Ken Sherman | Construction Law Zone
The United States District Court for the District of Massachusetts has provided construction project owners, developers, general contractors, sub-contractors, suppliers, and vendors with a helpful reminder about obtaining effective additional insurance coverage on construction projects.
In Factory Mut. Ins. Co. v. Skanska United States Bldg., No. 18-cv-11700-DLC, 2020. U.S. Dist. LEXIS 95403, the District Court held that a construction project’s general contractor and sub-contractor were not additional insureds under the construction project’s owner’s Builders Risk insurance policy (“the Policy”). The construction project’s general contractor and its sub-contractor contended they were additional insureds as a defense based on Massachusetts’ anti-subrogation doctrine, which prevents insurers from subrogating against their own insureds for the type of risk the insurer provided to such insureds. The two contractors moved for summary judgment in the subrogation recovery action brought against them claiming they were both additional insureds under the Policy. The District Court, in dismissing the project’s general contractor’s and its sub-contractor’s motions for summary judgment based on their anti-subrogation defenses, determined that the project’s general contractor and its sub-contractor did not qualify as additional insureds under the Policy because: (1) additional insureds under the Policy are those whose liability would be purely vicarious “to the extent of the insured’s legal liability for insured physical loss or damage,” which the District Court determined was not applicable to the undisputed facts pled in the subrogation recovery action and (2) the language of the policy itself seemed to indicate that it applied to only one (and not multiple) insureds, which, in the District Court’s opinion, applied only the construction project’s owner. As a result, the subrogation lawsuit against both the project’s general contractor and its sub-contractor may proceed as the anti-subrogation rule did not apply.

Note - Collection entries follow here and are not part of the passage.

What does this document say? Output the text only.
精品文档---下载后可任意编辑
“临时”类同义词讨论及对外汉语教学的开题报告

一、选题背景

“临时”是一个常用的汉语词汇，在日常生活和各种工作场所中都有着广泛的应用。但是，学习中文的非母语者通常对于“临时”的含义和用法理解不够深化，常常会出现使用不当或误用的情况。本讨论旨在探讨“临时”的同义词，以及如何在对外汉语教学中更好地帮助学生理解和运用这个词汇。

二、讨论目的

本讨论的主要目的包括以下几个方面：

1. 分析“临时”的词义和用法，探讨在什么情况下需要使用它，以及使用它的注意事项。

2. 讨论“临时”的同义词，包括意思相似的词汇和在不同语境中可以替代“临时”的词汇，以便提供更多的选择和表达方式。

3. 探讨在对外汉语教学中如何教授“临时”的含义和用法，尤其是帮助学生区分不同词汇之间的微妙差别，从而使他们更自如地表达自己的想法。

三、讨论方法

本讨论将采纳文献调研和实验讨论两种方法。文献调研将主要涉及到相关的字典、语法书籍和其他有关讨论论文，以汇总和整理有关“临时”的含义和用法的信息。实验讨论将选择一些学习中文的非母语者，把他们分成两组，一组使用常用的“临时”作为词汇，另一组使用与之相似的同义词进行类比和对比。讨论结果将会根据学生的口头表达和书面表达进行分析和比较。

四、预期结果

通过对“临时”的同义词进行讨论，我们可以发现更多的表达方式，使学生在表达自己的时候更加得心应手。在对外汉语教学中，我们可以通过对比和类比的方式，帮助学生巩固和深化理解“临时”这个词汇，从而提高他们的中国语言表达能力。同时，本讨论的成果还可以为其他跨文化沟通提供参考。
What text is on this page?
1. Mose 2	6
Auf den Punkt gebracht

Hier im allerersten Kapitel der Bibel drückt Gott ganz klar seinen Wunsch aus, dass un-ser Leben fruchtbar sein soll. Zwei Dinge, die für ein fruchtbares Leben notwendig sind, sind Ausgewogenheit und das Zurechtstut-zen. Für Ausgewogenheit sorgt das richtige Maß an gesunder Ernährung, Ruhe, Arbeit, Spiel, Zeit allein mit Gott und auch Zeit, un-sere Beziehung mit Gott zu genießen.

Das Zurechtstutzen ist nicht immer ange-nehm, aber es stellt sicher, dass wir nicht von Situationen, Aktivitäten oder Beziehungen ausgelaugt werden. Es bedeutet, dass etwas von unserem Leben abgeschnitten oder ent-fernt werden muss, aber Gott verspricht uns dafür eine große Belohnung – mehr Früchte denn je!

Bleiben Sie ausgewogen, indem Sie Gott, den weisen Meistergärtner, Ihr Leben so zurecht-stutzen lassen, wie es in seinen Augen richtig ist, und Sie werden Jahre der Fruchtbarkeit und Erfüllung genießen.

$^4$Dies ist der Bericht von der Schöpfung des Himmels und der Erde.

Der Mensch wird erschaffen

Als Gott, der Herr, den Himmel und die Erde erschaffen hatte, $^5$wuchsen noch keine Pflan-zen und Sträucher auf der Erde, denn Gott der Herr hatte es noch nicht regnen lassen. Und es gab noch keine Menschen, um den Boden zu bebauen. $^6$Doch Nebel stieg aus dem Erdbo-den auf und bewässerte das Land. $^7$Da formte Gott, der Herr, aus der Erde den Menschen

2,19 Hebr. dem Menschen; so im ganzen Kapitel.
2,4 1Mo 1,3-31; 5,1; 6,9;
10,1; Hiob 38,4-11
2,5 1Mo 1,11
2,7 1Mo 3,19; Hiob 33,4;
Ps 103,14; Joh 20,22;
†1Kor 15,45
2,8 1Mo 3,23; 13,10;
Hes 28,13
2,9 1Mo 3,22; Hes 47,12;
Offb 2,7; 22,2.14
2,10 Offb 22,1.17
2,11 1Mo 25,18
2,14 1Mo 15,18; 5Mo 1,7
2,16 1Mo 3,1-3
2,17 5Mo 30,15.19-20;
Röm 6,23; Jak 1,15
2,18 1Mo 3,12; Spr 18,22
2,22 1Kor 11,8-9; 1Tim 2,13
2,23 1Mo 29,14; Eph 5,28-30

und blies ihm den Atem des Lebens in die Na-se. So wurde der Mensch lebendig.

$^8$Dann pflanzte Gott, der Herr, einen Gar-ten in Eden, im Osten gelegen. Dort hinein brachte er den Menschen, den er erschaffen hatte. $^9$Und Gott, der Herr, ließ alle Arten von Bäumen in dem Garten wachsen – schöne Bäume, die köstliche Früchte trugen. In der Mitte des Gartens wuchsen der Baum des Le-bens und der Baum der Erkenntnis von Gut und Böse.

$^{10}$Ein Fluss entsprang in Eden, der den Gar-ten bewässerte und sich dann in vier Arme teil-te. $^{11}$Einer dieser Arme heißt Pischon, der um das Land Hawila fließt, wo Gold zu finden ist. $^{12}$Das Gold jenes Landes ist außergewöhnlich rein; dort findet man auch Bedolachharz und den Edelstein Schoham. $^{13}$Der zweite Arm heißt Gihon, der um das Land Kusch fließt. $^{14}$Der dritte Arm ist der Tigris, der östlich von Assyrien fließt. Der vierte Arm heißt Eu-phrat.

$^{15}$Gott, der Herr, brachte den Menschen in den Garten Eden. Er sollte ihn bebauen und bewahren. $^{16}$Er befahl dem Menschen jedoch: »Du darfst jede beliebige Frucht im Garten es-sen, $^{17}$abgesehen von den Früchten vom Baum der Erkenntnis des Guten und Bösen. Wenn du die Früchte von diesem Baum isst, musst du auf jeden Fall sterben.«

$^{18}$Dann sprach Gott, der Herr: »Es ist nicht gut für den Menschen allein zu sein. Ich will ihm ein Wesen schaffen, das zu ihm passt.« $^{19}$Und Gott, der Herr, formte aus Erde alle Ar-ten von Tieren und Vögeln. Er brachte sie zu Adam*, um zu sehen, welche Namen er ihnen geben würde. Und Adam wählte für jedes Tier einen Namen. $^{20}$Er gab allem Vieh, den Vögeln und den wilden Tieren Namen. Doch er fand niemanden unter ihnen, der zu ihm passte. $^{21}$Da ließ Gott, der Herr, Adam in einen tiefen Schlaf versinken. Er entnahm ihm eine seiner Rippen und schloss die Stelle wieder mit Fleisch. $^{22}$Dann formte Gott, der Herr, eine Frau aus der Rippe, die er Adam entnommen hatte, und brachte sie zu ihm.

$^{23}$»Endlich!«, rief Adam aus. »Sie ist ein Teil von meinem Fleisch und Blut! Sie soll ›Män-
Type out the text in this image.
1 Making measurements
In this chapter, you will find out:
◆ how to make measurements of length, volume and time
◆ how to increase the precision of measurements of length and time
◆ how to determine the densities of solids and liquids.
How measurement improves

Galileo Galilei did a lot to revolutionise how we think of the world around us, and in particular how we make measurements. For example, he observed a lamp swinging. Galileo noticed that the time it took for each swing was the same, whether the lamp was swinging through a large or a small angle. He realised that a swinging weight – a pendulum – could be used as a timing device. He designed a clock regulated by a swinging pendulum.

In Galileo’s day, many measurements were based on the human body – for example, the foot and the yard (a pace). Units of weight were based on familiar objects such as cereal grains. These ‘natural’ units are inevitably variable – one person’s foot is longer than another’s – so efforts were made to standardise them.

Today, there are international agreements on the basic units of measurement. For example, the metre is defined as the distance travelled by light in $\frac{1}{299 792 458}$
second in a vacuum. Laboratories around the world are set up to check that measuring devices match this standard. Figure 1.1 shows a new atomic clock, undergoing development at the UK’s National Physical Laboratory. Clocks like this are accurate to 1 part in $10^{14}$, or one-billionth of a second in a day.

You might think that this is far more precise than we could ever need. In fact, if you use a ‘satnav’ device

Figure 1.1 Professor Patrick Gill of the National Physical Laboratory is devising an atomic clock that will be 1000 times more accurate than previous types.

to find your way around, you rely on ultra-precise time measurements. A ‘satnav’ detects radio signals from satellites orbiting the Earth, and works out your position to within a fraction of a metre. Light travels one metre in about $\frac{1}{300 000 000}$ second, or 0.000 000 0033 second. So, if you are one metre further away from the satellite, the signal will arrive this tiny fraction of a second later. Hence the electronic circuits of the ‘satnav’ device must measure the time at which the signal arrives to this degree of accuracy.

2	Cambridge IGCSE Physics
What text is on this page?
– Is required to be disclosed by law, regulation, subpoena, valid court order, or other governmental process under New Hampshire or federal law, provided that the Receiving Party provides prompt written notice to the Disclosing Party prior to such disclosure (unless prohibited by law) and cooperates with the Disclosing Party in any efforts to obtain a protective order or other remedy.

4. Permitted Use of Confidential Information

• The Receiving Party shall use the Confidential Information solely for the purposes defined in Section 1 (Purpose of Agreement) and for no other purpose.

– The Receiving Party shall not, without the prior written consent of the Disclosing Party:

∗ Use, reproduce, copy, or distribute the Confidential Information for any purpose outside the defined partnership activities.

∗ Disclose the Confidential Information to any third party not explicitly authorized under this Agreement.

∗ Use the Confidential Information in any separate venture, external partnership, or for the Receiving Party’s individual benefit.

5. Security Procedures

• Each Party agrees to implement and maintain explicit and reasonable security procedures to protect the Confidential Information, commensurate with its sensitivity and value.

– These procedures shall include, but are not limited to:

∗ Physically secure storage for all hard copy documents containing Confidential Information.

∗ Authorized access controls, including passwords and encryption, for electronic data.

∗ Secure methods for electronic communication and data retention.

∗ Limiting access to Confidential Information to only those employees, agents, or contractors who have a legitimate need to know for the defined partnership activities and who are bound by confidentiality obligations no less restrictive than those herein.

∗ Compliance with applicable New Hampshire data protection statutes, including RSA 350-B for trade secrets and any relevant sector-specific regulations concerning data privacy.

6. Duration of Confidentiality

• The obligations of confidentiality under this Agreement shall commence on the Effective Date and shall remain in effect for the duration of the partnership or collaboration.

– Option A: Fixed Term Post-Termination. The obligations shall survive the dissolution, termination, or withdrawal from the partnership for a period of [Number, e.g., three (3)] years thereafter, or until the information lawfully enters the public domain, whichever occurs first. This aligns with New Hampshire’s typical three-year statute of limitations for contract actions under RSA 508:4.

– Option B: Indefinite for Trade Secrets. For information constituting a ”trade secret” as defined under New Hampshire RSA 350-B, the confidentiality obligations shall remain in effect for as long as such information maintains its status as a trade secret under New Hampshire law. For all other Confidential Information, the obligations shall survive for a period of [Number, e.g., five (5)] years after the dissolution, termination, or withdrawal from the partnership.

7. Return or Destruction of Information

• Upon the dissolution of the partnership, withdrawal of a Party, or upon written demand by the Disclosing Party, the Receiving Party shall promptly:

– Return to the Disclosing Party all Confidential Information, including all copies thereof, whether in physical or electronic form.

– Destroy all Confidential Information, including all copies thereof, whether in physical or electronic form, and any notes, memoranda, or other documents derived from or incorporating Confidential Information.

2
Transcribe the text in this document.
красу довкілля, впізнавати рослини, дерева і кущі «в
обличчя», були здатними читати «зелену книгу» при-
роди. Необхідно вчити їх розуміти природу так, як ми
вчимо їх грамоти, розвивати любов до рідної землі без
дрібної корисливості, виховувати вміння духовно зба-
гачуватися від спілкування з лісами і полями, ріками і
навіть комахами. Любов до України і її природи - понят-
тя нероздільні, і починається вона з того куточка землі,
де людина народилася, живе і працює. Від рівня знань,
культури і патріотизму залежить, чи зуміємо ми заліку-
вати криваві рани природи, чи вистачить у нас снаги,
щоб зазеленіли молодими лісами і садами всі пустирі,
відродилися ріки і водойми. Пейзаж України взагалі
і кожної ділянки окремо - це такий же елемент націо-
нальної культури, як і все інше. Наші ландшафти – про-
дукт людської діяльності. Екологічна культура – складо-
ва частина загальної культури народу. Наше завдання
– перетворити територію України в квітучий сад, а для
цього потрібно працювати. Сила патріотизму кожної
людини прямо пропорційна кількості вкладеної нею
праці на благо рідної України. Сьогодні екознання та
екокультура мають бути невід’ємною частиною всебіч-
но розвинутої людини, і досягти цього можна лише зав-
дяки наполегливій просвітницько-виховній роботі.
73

The facts, circumstances, and result of Factory Mutual are unique to the dispute among the matter’s construction project owner, general contractor, and sub-contractor, but its lesson is universal to any party to a construction project. When it comes to securing additional insurance coverage under another party’s insurance policy, interested parties should proceed with care, including insisting on a receiving a copy of the underlying insurance policy, having that insurance policy reviewed by a professional (e.g., an insurance broker, a risk manager, and/or an attorney), and obtaining an opinion as to whether such additional insurance coverage shall be afforded. Parties interested in assuring that they are in fact additional insureds pursuant to another’s insurance policy are not well-served by merely accepting a Certificate of Insurance in which that party is listed as an “additional insured” or relying on language within a contract, agreement, or purchase order in which a party obligates itself to provide such additional insurance.
As we see from Factory Mutual, failing to confirm insurance coverage in advance of an otherwise insurable event may leave a party exposed to having its additional insured coverage determined by a judge instead of among the construction project participants and their respective insurance carriers, as intended.